Oracle Corp. has upped its offer for PeopleSoft Inc. to $19.50 per share, stoking the ire of PeopleSoft and J.D.
Edwards & Co.
The Redwood Shores, Calif.-based database giant announced this morning that it is now prepared to pay about $6.3 billion for the enterprise application maker, up from its original offer of about $5.1 billion. The company's per-share offer represents a 29% premium over what PeopleSoft shares were trading for before the takeover bid. PeopleSoft shares were trading for $18.34 a share at 9:45 a.m. EDT this morning.
Additionally, Oracle is preparing to sue both PeopleSoft and J.D. Edwards to prevent the two companies' plan to eliminate the need for shareholder approval of their proposed merger.
Oracle's sweetening of the deal may come as a surprise to those who contend the takeover bid was merely a way to derail the proposed merger of PeopleSoft and J.D. Edwards, which was announced June 2.
Four days later, Oracle announced its intentions to buy PeopleSoft by offering investors $16 a share.
Oracle officials said during a teleconference today that they increased the offer after meeting with PeopleSoft shareholders during the last three business days. They are confident the new offer will be enough to get shareholders to bite.
"[Oracle's] initial bid was sort of testing the waters," said Chris Selland of Cambridge, Mass.-based Reservoir Partners. "Now they are showing the market they are serious."

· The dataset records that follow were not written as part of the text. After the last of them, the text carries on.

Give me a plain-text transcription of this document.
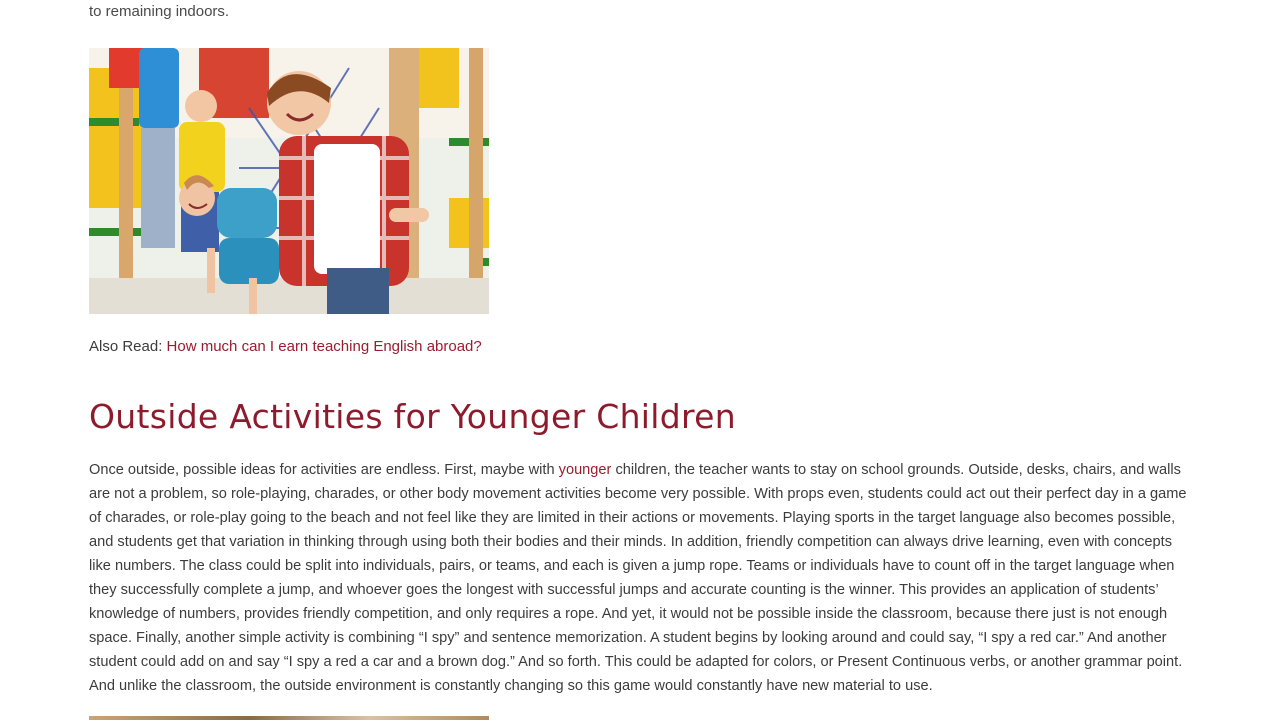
to remaining indoors.
Also Read: How much can I earn teaching English abroad?
Outside Activities for Younger Children

Once outside, possible ideas for activities are endless. First, maybe with younger children, the teacher wants to stay on school grounds. Outside, desks, chairs, and walls
are not a problem, so role-playing, charades, or other body movement activities become very possible. With props even, students could act out their perfect day in a game
of charades, or role-play going to the beach and not feel like they are limited in their actions or movements. Playing sports in the target language also becomes possible,
and students get that variation in thinking through using both their bodies and their minds. In addition, friendly competition can always drive learning, even with concepts
like numbers. The class could be split into individuals, pairs, or teams, and each is given a jump rope. Teams or individuals have to count off in the target language when
they successfully complete a jump, and whoever goes the longest with successful jumps and accurate counting is the winner. This provides an application of students’
knowledge of numbers, provides friendly competition, and only requires a rope. And yet, it would not be possible inside the classroom, because there just is not enough
space. Finally, another simple activity is combining “I spy” and sentence memorization. A student begins by looking around and could say, “I spy a red car.” And another
student could add on and say “I spy a red a car and a brown dog.” And so forth. This could be adapted for colors, or Present Continuous verbs, or another grammar point.
And unlike the classroom, the outside environment is constantly changing so this game would constantly have new material to use.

The new bid might be enough to get the deal done, unless other potential bidders step up, Selland said. But Selland said that's unlikely to happen. Despite PeopleSoft's assurances that Oracle's hostile takeover bid will not succeed, Selland recommends that users hold off on purchasing PeopleSoft products until the outcome becomes more clear.
But the battle is going to be less about markets and more about courts, because a flurry of lawsuits have been filed. PeopleSoft is suing Oracle, alleging that the takeover bid disrupts the company's business by "creating uncertainty and doubt in the minds of PeopleSoft's customers and prospective customers."
J.D. Edwards has filed both federal and state lawsuits against Oracle. The company is seeking $1.7 billion in compensatory damages (the value of the PeopleSoft merger) and punitive damages. J.D. Edwards is also accusing Oracle CEO Larry Ellison and Oracle executive vice president Chuck Phillips of engaging in wrongful conduct and unfair business practices.
Both companies have asked the courts to issue an injunction to prevent the Oracle offer from going through. They have also thrown another roadblock in Oracle's way. PeopleSoft and J.D. Edwards announced this week that they were restructuring the merger agreement to a stock and cash combination, which would no longer require shareholder approval. Shareholders could opt for cash, stock or a mixed of the two.
Oracle this morning called this move a "poison pill."
"PeopleSoft's board of directors need to face up to their responsibility and get rid of the poison pill," said Jeff Henley, executive vice president and chief financial officer, during a teleconference Wednesday morning.
Some have accused Oracle of bullying PeopleSoft customers with such an aggressive takeover bid.
"Everyone recognizes it is a dynamic market. We think it is a good deal for PeopleSoft customers," said Robb Eklund, vice president of CRM product marketing at Oracle and a former PeopleSoft executive. "If you look at all the constituencies affected, it's a winning path for all of them."
Oracle emphasized this morning that the company will continue to support PeopleSoft products but would no longer sell them to new customers. Existing PeopleSoft customers would be able to buy additional seats on a limited basis. "We have no plans to eliminate PeopleSoft products. Period. We will not force customers to migrate to Oracle. Period," Phillips said this morning during a press conference.